Pace Yourself

All my life I’ve wished that I could run long distances without difficulty. The reality is that I’ve always struggled to run even short distances without becoming very winded rather quickly. Its not that my muscles tire or my legs hurt, but rather my heart rate gets out of control and I’m unable to breathe. Maybe I’m forgetting to breathe properly or I try to push myself too far too soon. Its probably a combination of the two. What I have learned though is that it can get easier progressively if you start slow.

A few years ago when I weighed a lot less and was in much better shape than I am now, I had begun training myself to run. I would go to the local high school track every day. I walked the curves of the track and ran the straights. I started very slow, but each day, I pushed myself a little bit farther than the day before. The more I did this, the easier it got to run and eventually I found myself running up and down the bleachers too.

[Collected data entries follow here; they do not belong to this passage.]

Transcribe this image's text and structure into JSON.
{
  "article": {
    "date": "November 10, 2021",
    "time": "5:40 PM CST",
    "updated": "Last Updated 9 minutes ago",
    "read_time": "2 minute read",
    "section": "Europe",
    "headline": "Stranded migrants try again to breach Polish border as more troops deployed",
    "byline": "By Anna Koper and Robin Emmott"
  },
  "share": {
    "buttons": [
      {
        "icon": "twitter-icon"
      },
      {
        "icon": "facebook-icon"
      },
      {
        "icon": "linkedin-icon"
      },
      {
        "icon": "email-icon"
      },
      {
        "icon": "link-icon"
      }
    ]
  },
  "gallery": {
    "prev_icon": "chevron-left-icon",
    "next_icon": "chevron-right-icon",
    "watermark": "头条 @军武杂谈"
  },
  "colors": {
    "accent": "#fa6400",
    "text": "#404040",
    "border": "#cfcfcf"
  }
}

I’m no where near in that shape now, but I’d really like to get there again. I found a plan that may help me do it too. Yesterday, I was reading Amy Cremen’s blog. {Amy was on the Biggest Loser last season.} She posted a program that eases you into running at a reasonable pace.

Getting started: Warm up your joints and muscles before each running session with an easy 3–5 minute walk. Do each workout below 3 times per week for at least 3 weeks before progressing to the next level. Listen to your body: Moving on before you’re ready can cause aches and pains.

Weeks 1 through 3: After every 3–5 minutes of walking, run for 30 seconds–2 minutes; repeat for a total of 30 minutes. Not into numbers? Run until you’re tired, then walk until you’re bored.

Weeks 4 through 6: Alternate 3-minute stretches of walking and running for a total of 30 minutes. If that leaves you winded, try cutting the intervals to 90 seconds, then gradually build up your time.

Weeks 7 through 9: Alternate running for 4–5 minutes with walking for 1–2 minutes; repeat for a total of 30 minutes.

Weeks 10 through 12: Run for 8–10 minutes, then walk for 1–2 minutes; repeat for a total of 30 minutes. Or run 1 mile, then walk for 2 minutes; repeat 3 times.

Week 13 and beyond:
Try to run 30 minutes straight. If you have to take a midrun breather, don’t despair. Keep trying, and soon you’ll be sailing through your run, no walk breaks needed!